The Muppet Show was banned from TV in Saudi Arabia because one of its stars was a pig.
The first music video ever played on MTV Europe was by Dire Straits, "Money For Nothing."
The childhood word game Hangman was the inspiration for TV's Wheel of Fortune.
Lenny Kravitz's mother played the part of Helen on the TV sitcom "The Jeffersons."
The first letter Vanna White ever turned on the game show Wheel of Fortune was the letter "T."
ABOUT BAND NAMES:
"Music is your own experience, your thoughts, your wisdom. If you don't live it, it won't come out of your horn." ~~ Charlie Parker
ABBA - An acronym for the first names of the band members: Agnetha Fältskog, Bjorn Ulvaeus, Benny Anderson and Anni-Frid (Frida) Lyngstad.
BUFFALO SPRINGFIELD - The band took their name from a brand of heavy asphalt roller they saw while stuck in Los Angeles traffic.
THE FOUNDATIONS - The band members came up with this name based on their surroundings, a rehearsal space in the basement of a coffee shop in Bayswater, England.
JETHRO TULL - When Ian Anderson, Glenn Cornick, Mick Abrahams and Clive Bunker formed their new band in 1967, they tried out a variety of names, including Navy Blue and Bag of Blues. Their manager suggested Jethro Tull, the name of a British barrister and farmer who, in the mid-1700s, invented a device called the seed drill, which could sew three rows of seeds simultaneously. The memorable name stuck with audiences.
THE O'JAYS - Named after the Cleveland disc jockey Eddie O'Jay, who helped the band out in their early days. They were originally called the Mascots.
THE PIPS - It was at a family birthday party that Gladys Knight, her brother Merald, their sister Brenda, and two cousins - William and Elenor Guest - first sang together as a quintet. Another cousin present, James 'Pip' Woods, suggested they sing together professionally. Taking his advice, they hired him as their manager and called themselves The Pips in his honor.
ABOUT COMPANY NAMES:
Google - The name started as a joke boasting about the amount of information the search-engine would be able to search.
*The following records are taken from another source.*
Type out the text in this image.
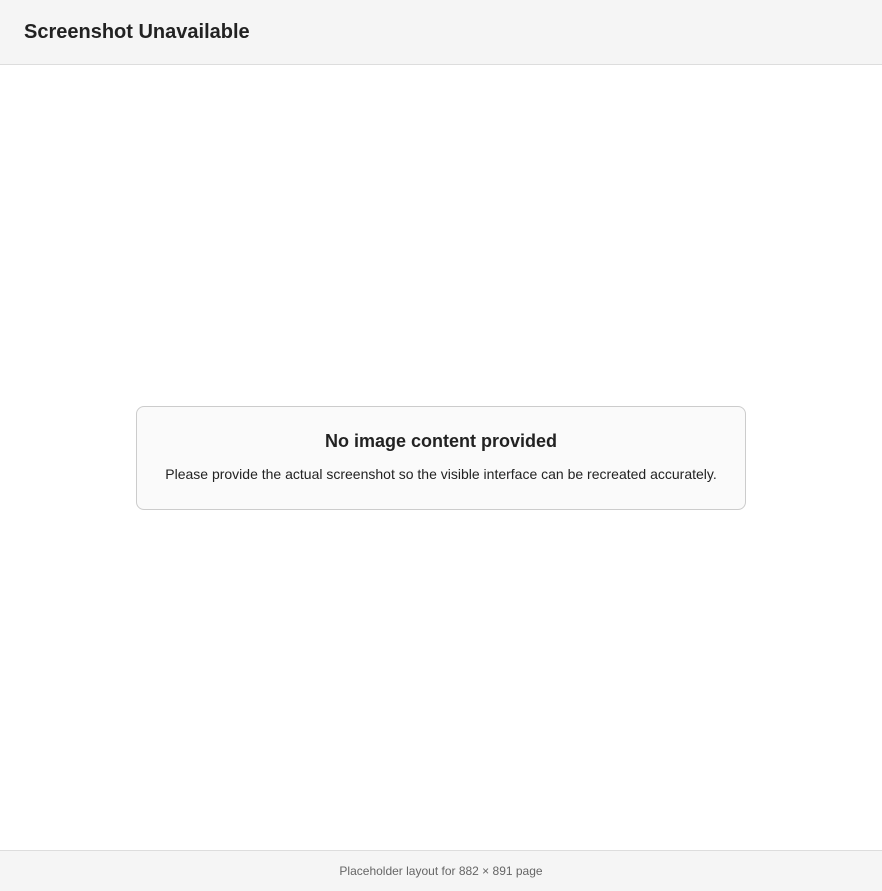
Screenshot Unavailable
No image content provided
Please provide the actual screenshot so the visible interface can be recreated accurately.
Placeholder layout for 882 × 891 page
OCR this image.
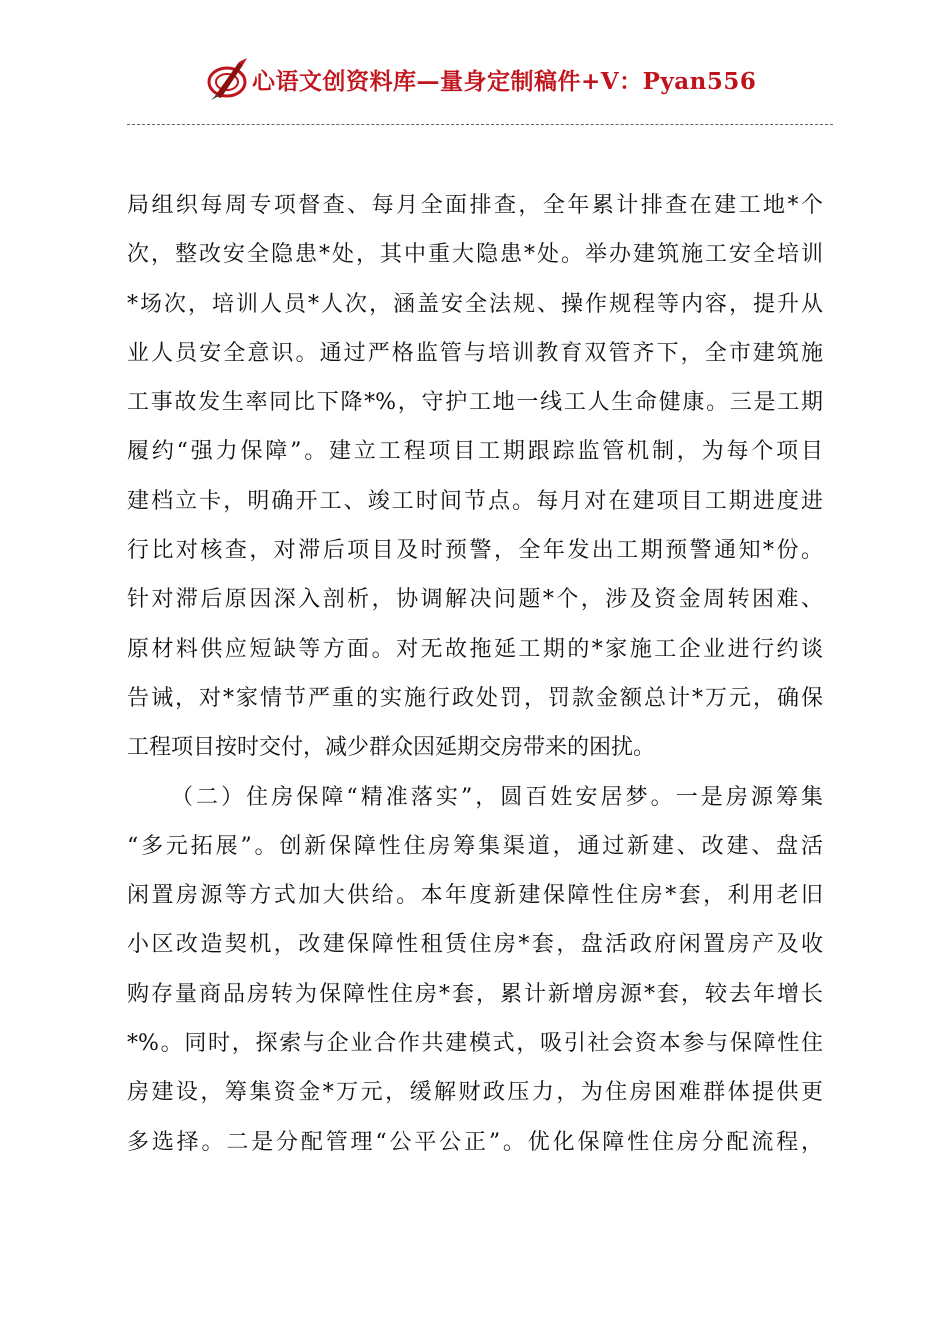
心语文创资料库—量身定制稿件+V：Pyan556
局组织每周专项督查、每月全面排查，全年累计排查在建工地*个
次，整改安全隐患*处，其中重大隐患*处。举办建筑施工安全培训
*场次，培训人员*人次，涵盖安全法规、操作规程等内容，提升从
业人员安全意识。通过严格监管与培训教育双管齐下，全市建筑施
工事故发生率同比下降*%，守护工地一线工人生命健康。三是工期
履约“强力保障”。建立工程项目工期跟踪监管机制，为每个项目
建档立卡，明确开工、竣工时间节点。每月对在建项目工期进度进
行比对核查，对滞后项目及时预警，全年发出工期预警通知*份。
针对滞后原因深入剖析，协调解决问题*个，涉及资金周转困难、
原材料供应短缺等方面。对无故拖延工期的*家施工企业进行约谈
告诫，对*家情节严重的实施行政处罚，罚款金额总计*万元，确保
工程项目按时交付，减少群众因延期交房带来的困扰。
（二）住房保障“精准落实”，圆百姓安居梦。一是房源筹集
“多元拓展”。创新保障性住房筹集渠道，通过新建、改建、盘活
闲置房源等方式加大供给。本年度新建保障性住房*套，利用老旧
小区改造契机，改建保障性租赁住房*套，盘活政府闲置房产及收
购存量商品房转为保障性住房*套，累计新增房源*套，较去年增长
*%。同时，探索与企业合作共建模式，吸引社会资本参与保障性住
房建设，筹集资金*万元，缓解财政压力，为住房困难群体提供更
多选择。二是分配管理“公平公正”。优化保障性住房分配流程，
It was originally named ‘Googol’, a word for the number represented by 1 followed by 100 zeros. After the founders - Stanford graduate students Sergey Brin and Larry Page presented their project to an angel investor - they received a check made out to ‘Google.’
Intel - Bob Noyce and Gordon Moore wanted to name their new company ‘Moore Noyce’ but that was already trademarked by a hotel chain so they had to settle for an acronym of INTegrated ELectronics.
Motorola - Founder Paul Galvin came up with this name when his company started manufacturing radios for cars. The popular radio company at the time was called Victrola.
Sony - It originated from the Latin word ’sonus’ meaning sound, and ’sonny’ a slang used by Americans to refer to a bright youngster.
Yahoo! - The word was invented by Jonathan Swift and used in his book ‘Gulliver’s Travels’. It represents a person who is repulsive in appearance and action and is barely human. Yahoo! Founders Jerry Yang and David Filo selected the name because they considered themselves yahoos.
Apple Computers - It was the favorite fruit of founder Steve Jobs. He was three months late in filing a name for the business, and he threatened to call his company Apple Computers if the other colleagues didn’t suggest a better name by 5 O’clock.
There you have it! It's time to get back to work now! Scat!!